As a child Kamal had known a gentler world. Of course, the cold war with the CRA—the Christian Republic of America—had always been there, but it hadn’t threatened to boil over as it now did. And the great war against Russia had simmered back to a tense stalemate, even though the tsar never missed an opportunity to rattle his tongue about the constant encroachment of Islam onto Orthodox lands, no matter how well Murad V had treated the Slavic people living under his rule in the Balkans.

But there was peace, and there was prosperity: having long since subjugated their Persian adversaries and conquered Arabia, the Ottomans controlled the largest oil reserves on the planet, and the cheapest to produce. And with a virtual monopoly on the global supply of oil, they had, for almost a century, maintained a firm lid on the ambitions of their enemies.

Under the previous sultan’s inspired leadership, the empire had thrived. Murad had been ambitiously progressive. A tireless reformer, he championed the social, economic, cultural, and even religious transformation of his empire and only stopped short of political reform. He made cautious but marked progress in spreading education, improving the rights of women and the conditions of the poor, and encouraging the arts. Murad had also overseen the launch of the Internet across the empire, an invention that had originated in an Istanbul university lab and one that the staunchly Puritan Americans were still unwilling to embrace.
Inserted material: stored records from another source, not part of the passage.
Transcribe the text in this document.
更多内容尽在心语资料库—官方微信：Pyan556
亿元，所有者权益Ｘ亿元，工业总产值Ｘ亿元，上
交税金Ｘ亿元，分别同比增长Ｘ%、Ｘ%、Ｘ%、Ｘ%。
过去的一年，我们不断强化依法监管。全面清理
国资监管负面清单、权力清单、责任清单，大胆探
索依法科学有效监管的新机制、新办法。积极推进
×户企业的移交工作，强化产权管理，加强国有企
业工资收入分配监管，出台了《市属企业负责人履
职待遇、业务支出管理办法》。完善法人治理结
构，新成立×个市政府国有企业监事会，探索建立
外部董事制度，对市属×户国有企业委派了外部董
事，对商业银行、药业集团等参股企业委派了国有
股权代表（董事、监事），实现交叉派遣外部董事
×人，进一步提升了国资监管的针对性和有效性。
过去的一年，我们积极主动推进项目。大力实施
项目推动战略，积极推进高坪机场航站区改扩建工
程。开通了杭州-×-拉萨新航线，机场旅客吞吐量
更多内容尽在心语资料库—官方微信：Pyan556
He had set the empire on course for a fairer, brighter future. But it was a tightrope to walk. Relaxing the limitations of free speech, combined with the networking effect of the Internet, had allowed radical new ideas to blossom; Murad had let the genie out of the bottle, and he needed to make sure it didn’t overwhelm him and his rule. He also had to make sure any public debate of these reforms didn’t escalate into civil unrest, since facing off against the reforms and their supporters was an entrenched religious establishment that wasn’t easy to tame.

For a while, Murad managed to maintain order and stability and safeguard his empire’s hayba—its stature and prestige—without having to resort to excessive coercion. But the reform tightrope proved to be trickier far from the capital, in a remote corner of the empire: the Diriyah eyalet of the Arabian peninsula.